I imagine that you make this demand in the same tone of voice you use to say, "If you don't marry me I'll kill myself."
• "What physical trait of mine did you notice first?"
(Please say my spray tan. Is that a physical trait or a color? Spray tan, spray tan, spray tan.)
• "What's the sexiest thing I could do right now?"
Somehow, when I read this, I imagined a girl gazing at her boyfriend with a weird sad gleam in her eyes… then the Scooby-Doo dream noises… and then a fat drug dealer screaming "Ass to Ass!" But that's probably just me.
"Guys Answer Your Sex Questions In 20 Words Or Less"
Maybe they do this because men are brief, to the point, and manly. Maybe it's the Twitter. Or maybe, someone worried that allowing twenty-five words would not be reductive enough.
• "Do guys like to have their balls played with during sex? Do chicks like compliments? Of course we do!"
True fact: I once slept with a guy who didn't like that. Weird, huh?
• "Do guys prefer our place or theirs? Guys would probably be at your place. It probably smells nice. Our place smells… Soviet."

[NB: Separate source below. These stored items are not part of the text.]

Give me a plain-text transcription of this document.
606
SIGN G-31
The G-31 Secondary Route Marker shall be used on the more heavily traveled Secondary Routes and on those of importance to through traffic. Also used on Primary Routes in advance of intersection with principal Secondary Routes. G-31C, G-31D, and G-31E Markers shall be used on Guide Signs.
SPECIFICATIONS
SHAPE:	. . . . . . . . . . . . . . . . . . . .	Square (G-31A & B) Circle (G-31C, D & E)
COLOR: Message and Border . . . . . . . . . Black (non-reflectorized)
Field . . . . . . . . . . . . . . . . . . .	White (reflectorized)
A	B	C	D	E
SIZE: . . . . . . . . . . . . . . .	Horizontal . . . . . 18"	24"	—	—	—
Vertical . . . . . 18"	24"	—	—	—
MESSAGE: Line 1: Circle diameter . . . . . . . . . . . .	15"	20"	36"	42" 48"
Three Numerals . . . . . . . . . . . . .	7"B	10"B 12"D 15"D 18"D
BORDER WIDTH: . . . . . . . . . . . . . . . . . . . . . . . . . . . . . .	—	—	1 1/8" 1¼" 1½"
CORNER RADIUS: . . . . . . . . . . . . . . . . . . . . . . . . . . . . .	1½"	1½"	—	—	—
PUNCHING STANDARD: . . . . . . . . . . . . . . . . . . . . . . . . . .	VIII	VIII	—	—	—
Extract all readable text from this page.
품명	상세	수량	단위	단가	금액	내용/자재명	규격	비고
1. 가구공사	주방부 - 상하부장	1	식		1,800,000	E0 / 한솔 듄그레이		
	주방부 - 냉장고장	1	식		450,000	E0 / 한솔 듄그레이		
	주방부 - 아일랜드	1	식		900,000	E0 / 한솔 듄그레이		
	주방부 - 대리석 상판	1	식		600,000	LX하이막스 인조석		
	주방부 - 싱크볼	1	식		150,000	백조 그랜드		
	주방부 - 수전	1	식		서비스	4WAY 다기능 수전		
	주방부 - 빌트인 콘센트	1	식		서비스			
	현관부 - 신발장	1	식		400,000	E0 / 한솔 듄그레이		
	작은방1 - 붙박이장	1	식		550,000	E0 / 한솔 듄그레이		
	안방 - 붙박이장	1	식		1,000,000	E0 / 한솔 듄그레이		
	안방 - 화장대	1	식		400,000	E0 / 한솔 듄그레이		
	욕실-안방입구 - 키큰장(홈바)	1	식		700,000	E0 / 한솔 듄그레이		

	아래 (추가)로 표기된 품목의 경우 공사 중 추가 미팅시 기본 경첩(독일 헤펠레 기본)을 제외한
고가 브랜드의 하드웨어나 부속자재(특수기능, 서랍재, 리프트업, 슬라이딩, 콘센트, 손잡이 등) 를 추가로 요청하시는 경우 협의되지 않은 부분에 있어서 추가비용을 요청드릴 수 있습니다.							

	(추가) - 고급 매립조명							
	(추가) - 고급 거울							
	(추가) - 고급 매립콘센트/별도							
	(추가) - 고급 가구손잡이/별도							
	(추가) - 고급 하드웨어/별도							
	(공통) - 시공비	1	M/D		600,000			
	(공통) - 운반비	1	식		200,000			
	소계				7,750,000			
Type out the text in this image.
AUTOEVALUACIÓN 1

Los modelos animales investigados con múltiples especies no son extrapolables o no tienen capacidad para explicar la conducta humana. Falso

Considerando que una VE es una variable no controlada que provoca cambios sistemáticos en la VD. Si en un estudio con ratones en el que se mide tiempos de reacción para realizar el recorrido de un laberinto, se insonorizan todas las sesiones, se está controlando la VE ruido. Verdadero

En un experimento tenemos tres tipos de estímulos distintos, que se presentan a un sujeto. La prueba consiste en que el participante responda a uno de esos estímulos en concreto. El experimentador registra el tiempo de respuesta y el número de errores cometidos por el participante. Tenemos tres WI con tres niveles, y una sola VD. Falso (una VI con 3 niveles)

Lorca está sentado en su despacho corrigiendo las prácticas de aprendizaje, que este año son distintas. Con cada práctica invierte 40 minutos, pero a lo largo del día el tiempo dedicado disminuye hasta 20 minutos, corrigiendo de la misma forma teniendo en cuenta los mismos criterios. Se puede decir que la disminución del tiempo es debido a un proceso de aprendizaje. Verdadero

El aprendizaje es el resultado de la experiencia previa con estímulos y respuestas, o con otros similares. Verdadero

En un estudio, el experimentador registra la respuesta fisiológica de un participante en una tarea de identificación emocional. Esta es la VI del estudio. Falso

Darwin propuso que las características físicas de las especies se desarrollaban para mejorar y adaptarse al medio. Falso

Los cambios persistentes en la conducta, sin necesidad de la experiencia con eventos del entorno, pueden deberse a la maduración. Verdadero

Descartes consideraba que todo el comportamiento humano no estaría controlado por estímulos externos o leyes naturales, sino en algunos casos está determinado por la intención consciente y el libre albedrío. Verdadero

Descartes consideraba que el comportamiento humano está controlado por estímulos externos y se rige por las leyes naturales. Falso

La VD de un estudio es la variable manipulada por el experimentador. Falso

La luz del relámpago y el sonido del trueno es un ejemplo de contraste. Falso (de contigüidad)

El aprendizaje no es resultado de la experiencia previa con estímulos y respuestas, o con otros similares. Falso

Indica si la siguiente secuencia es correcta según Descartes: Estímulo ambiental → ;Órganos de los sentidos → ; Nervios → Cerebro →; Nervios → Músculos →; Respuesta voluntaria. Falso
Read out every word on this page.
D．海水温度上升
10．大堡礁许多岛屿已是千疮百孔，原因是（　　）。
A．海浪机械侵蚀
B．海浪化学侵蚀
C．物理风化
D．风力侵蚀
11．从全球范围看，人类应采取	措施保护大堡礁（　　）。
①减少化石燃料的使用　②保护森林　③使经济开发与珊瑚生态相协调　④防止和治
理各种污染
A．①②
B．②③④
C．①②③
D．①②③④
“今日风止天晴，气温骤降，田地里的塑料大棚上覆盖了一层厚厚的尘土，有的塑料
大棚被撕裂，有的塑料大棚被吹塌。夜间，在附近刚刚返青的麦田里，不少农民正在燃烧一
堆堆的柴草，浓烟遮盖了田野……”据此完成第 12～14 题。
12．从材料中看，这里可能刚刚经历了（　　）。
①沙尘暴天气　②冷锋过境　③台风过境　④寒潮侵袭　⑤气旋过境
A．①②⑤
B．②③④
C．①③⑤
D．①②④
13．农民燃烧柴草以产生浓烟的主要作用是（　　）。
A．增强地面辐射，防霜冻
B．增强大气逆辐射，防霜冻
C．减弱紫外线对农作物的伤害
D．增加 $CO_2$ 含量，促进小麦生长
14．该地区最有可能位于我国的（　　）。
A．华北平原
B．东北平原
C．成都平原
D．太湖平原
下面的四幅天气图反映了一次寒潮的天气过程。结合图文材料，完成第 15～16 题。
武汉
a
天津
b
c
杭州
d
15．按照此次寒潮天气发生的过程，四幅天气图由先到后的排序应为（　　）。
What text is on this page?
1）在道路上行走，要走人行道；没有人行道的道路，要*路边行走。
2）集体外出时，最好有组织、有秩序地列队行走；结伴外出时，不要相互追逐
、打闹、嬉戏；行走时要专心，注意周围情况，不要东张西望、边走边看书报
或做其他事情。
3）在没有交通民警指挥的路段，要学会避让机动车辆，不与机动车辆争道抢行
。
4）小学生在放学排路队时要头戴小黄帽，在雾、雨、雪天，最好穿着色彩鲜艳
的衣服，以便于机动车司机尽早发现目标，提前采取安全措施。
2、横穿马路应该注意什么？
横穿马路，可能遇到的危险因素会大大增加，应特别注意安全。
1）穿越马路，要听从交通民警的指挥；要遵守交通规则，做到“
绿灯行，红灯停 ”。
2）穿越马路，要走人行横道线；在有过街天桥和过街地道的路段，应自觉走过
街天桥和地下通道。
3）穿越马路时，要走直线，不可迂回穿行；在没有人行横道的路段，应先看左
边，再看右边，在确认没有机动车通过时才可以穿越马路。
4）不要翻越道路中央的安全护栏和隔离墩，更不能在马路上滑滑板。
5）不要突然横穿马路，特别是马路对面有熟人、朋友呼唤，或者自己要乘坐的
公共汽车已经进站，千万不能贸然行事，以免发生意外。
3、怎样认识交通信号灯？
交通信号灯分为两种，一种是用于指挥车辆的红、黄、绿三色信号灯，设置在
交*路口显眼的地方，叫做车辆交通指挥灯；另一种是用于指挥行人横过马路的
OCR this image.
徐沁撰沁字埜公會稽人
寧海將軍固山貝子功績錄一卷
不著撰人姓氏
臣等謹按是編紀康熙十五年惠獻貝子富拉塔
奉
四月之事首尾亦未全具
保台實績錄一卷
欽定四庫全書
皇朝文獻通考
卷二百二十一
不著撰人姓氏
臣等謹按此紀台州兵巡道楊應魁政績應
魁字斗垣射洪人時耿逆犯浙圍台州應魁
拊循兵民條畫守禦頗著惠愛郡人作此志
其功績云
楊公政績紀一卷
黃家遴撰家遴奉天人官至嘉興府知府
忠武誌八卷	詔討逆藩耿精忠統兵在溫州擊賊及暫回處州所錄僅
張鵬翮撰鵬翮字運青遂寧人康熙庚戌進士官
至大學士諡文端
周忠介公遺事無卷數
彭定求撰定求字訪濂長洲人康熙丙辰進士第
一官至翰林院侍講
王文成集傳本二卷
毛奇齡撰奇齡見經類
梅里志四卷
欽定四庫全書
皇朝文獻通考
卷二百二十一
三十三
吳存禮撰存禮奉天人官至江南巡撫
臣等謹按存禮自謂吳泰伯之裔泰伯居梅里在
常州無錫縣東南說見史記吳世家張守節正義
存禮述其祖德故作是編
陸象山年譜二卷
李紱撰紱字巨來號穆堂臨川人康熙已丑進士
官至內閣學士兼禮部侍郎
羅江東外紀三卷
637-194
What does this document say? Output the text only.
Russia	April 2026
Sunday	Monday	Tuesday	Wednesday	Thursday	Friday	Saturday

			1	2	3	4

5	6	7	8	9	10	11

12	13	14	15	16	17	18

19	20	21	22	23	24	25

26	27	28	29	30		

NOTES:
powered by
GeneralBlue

Two thoughts here: I lived with girls in college. It was lovely… and they left their dishes in the sink and dirty clothes in big piles on the floor, too. Also, my editor brain really wants to point out that "our place" should be "our places," unless of course, all straight men do live in the same giant pad with huge TVs and a wolf-pack hierarchy established through the ancient art of Icing. In the mind of Cosmo, this may well be the case.
• "Which do guys like best, us on top or them? You on top, going up and down. Grinding doesn't feel that great, but we know it works for you."
The universally preferred sex position, discovered! The strange thing about all these advice points is that they'd make perfect sense, if they just said "I like girl on top," and didn't pretend to speak for all mankind. But that might inadvertently expose the underlying problem with all of these lists: ninety percent of them could be replaced with "Have an honest conversation with your boyfriend about what he's into / whether he's cheating on you / into you shoving fingers up his ass."
But what fun is that? Better to shove now and see how it goes. If he dumps you, Cosmo will be around next month to help.